L’Assessore del Lavoro, Desirè Manca, ha espresso piena solidarietà e vicinanza ai circa 1.500 lavoratori metalmeccanici del Sulcis Iglesiente, una delle aree più colpite dalla crisi industriale in Sardegna. La preoccupazione per il futuro occupazionale della regione sta crescendo tra le famiglie dei lavoratori, a causa della persistente incertezza economica e delle difficoltà nel settore.

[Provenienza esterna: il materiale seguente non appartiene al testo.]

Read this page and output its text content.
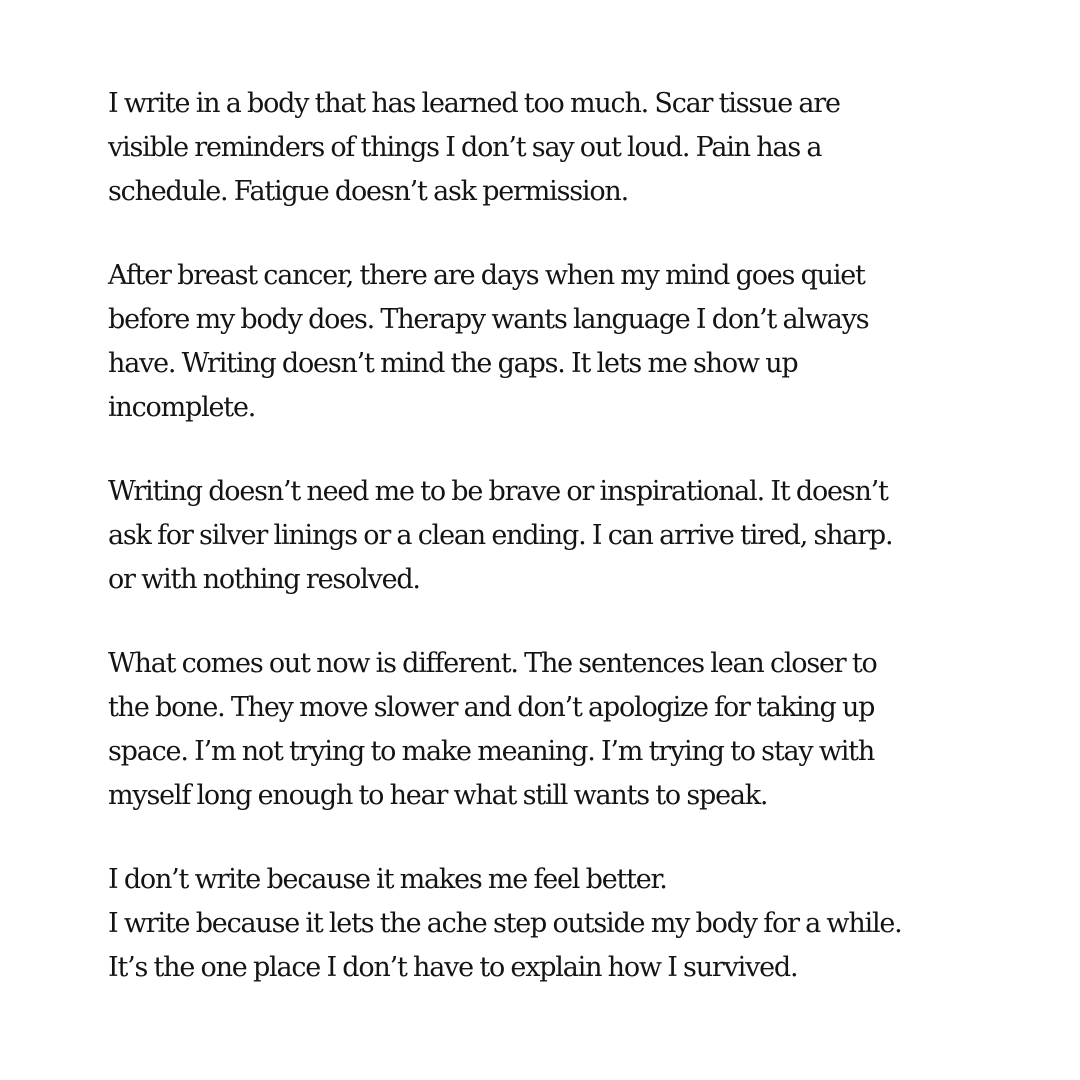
I write in a body that has learned too much. Scar tissue are
visible reminders of things I don’t say out loud. Pain has a
schedule. Fatigue doesn’t ask permission.

After breast cancer, there are days when my mind goes quiet
before my body does. Therapy wants language I don’t always
have. Writing doesn’t mind the gaps. It lets me show up
incomplete.

Writing doesn’t need me to be brave or inspirational. It doesn’t
ask for silver linings or a clean ending. I can arrive tired, sharp.
or with nothing resolved.

What comes out now is different. The sentences lean closer to
the bone. They move slower and don’t apologize for taking up
space. I’m not trying to make meaning. I’m trying to stay with
myself long enough to hear what still wants to speak.

I don’t write because it makes me feel better.
I write because it lets the ache step outside my body for a while.
It’s the one place I don’t have to explain how I survived.
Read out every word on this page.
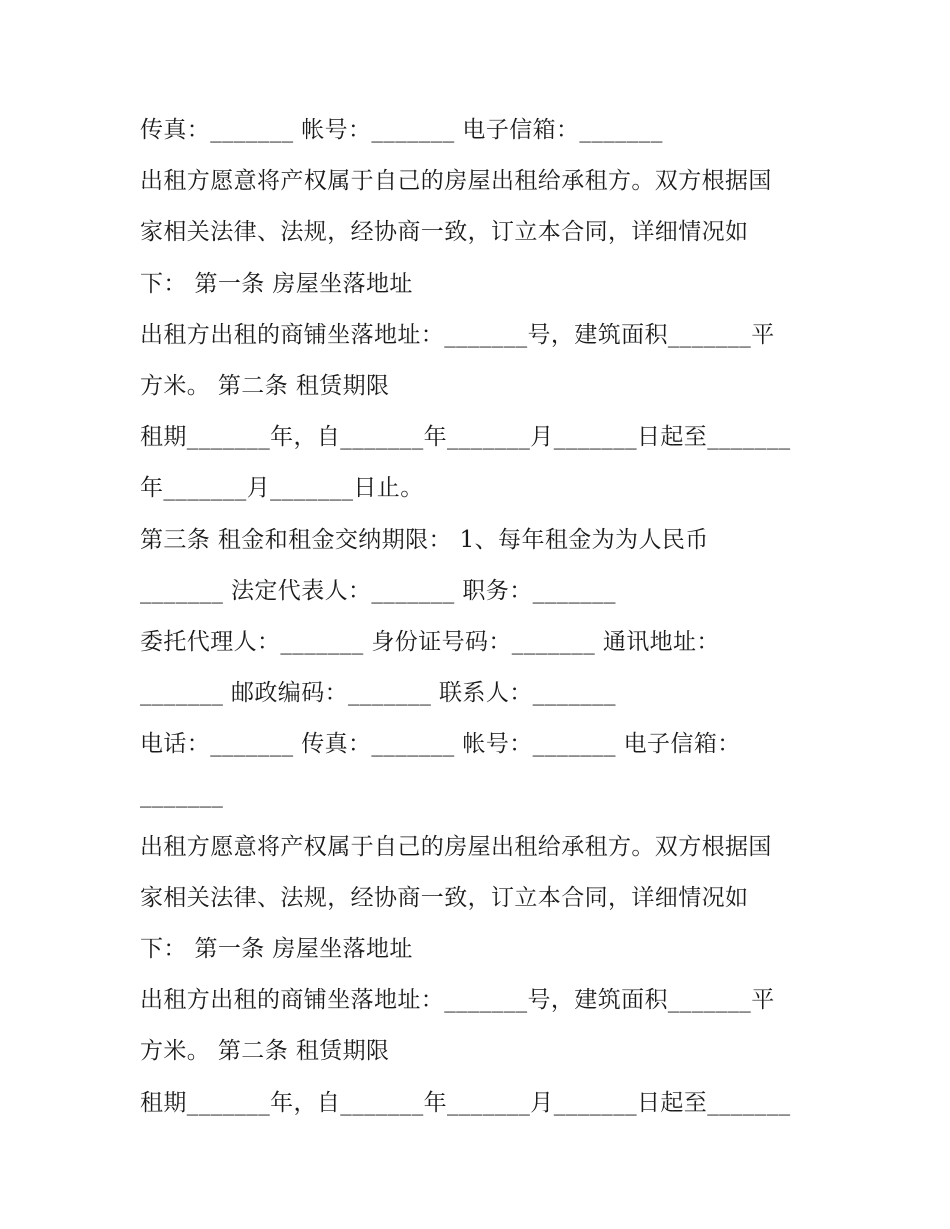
传真：_______ 帐号：_______ 电子信箱：_______
出租方愿意将产权属于自己的房屋出租给承租方。双方根据国
家相关法律、法规，经协商一致，订立本合同，详细情况如
下： 第一条 房屋坐落地址
出租方出租的商铺坐落地址：_______号，建筑面积_______平
方米。 第二条 租赁期限
租期_______年，自_______年_______月_______日起至_______
年_______月_______日止。
第三条 租金和租金交纳期限： 1、每年租金为为人民币
_______ 法定代表人：_______ 职务：_______
委托代理人：_______ 身份证号码：_______ 通讯地址：
_______ 邮政编码：_______ 联系人：_______
电话：_______ 传真：_______ 帐号：_______ 电子信箱：
_______
出租方愿意将产权属于自己的房屋出租给承租方。双方根据国
家相关法律、法规，经协商一致，订立本合同，详细情况如
下： 第一条 房屋坐落地址
出租方出租的商铺坐落地址：_______号，建筑面积_______平
方米。 第二条 租赁期限
租期_______年，自_______年_______月_______日起至_______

“La mobilitazione indetta dalle sigle sindacali, con la ferma intenzione di portare la propria voce sotto i palazzi del Governo, è il segnale emblematico di una comunità che non intende essere dimenticata. È il grido di chi da anni subisce crisi industriali, promesse disattese e costanti rinvii sul rilancio del polo produttivo sulcitano,” ha dichiarato Desirè Manca. L’Assessora ha sottolineato l’importanza di questa mobilitazione, definendola come un atto di resistenza per la dignità e la speranza di una comunità che ha visto il proprio territorio impoverirsi a causa della desertificazione industriale.
“La tutela dell’occupazione e delle fragilità sociali – ha aggiunto Manca – non può essere sacrificata a logiche puramente contabili. Non si tratta di numeri, ma del futuro e delle prospettive di sviluppo di un’intera comunità.” Il suo messaggio è chiaro: la difesa del lavoro non è solo una questione economica, ma una battaglia per la dignità, la stabilità e la speranza di chi vive e lavora in queste terre.
L’Assessore ha anche espresso il suo rispetto e il suo sostegno per la decisione di portare la vertenza a Roma, affermando che sarà al fianco dei lavoratori in questa difficile battaglia. Il futuro del Sulcis Iglesiente, secondo Manca, dipende dalla capacità di dare nuove prospettive a un territorio che ha bisogno di essere rilanciato e sostenuto dalle istituzioni, affinché non venga abbandonato a se stesso.